The most computationally intensive part of my application is the triangularisation of a matrix, $\mathbf{S} = \operatorname{triag}\left(\mathbf{A}\right)$, such that $\mathbf{S}\mathbf{S}^T = \mathbf{A} \mathbf{A}^T$.
For this application $\mathbf{A} \in \Re^{n \times 2(n+v)}$, where $n$ is generally close to the same value as $v$.
Currently, I solve via a QR decomposition, $\mathbf{A}^T = \mathbf{Q} \mathbf{R}$:
$\mathbf{A} \mathbf{A}^T = (\mathbf{R}^T \mathbf{Q}^T) (\mathbf{Q} \mathbf{R})$
$ = \mathbf{R}^T \mathbf{Q}^T \mathbf{Q} \mathbf{R} $
$ = \mathbf{R}^T \mathbf{R}$
$ = \mathbf{S} \mathbf{S}^T$
Which gives the form that I want.
Is there a more efficient way to perform this operation? Even a modest saving over QR will provide a performance boost as this one operation is profiled as 30% of my total computing time.
The $\operatorname{triag}()$ function is the heart of the Divided Difference Filter, which is similar to the more commonly known Unscented Kalman Filter. The problem is mentioned explicitly in the paper that introduces the Cubature Kalman Filter.

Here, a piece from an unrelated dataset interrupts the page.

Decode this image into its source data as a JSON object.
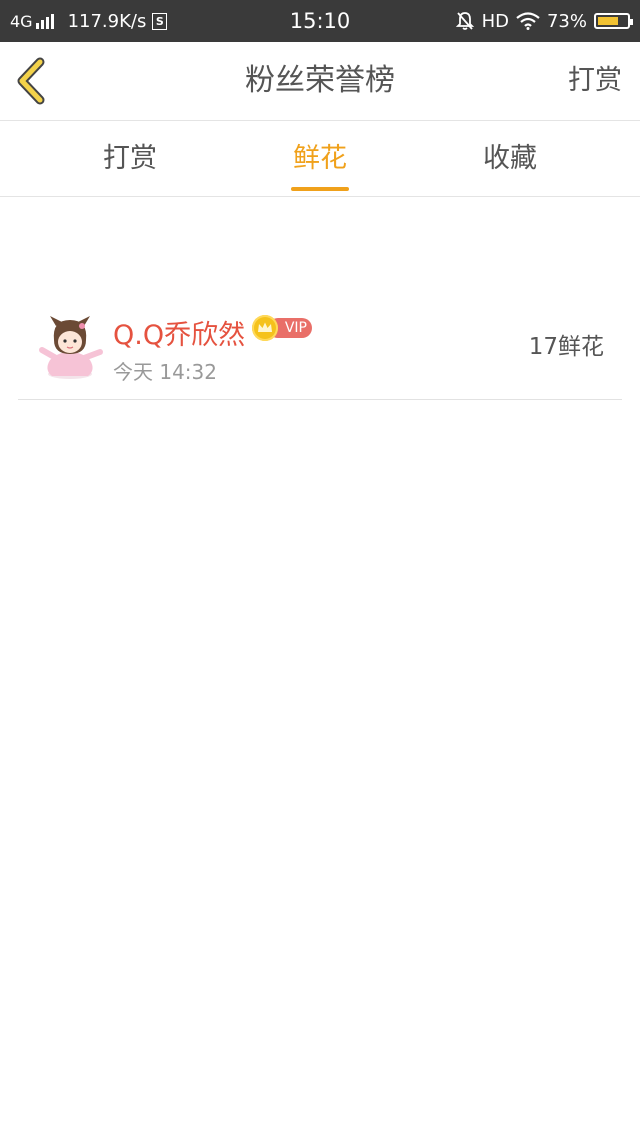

In short, it calculates four "divided difference" matrices, based on the non-linear process model and state covariance Cholesky factors. These four matrices are horizontally concatenated, and then triangularised - this forms the predicted state covariance:
$ \mathbf{S}(k+1|k) = \operatorname{triag}\left(\begin{bmatrix} \mathbf{S}_{xx}^{(2)} & \mathbf{S}_{xv}^{(1)} & \mathbf{S}_{xx}^{(2)} & \mathbf{S}_{xv}^{(2)} \end{bmatrix} \right)$
where $\mathbf{S}_{pq}^n$ above are the "divided difference" matrices calculated above. The predicted state covariance Cholesy factor $\mathbf{S}(k+1|k)$ is then directly used to generate "divided difference" matrices of the predicted measurements.
A similar process follows of triangularisation of the predicted measurements, but as my measurement vector is small compared to my state vector, this calculation (and the subsequent Kalman Gain/Update) equations are not computationally intensive (about 4% of the process time).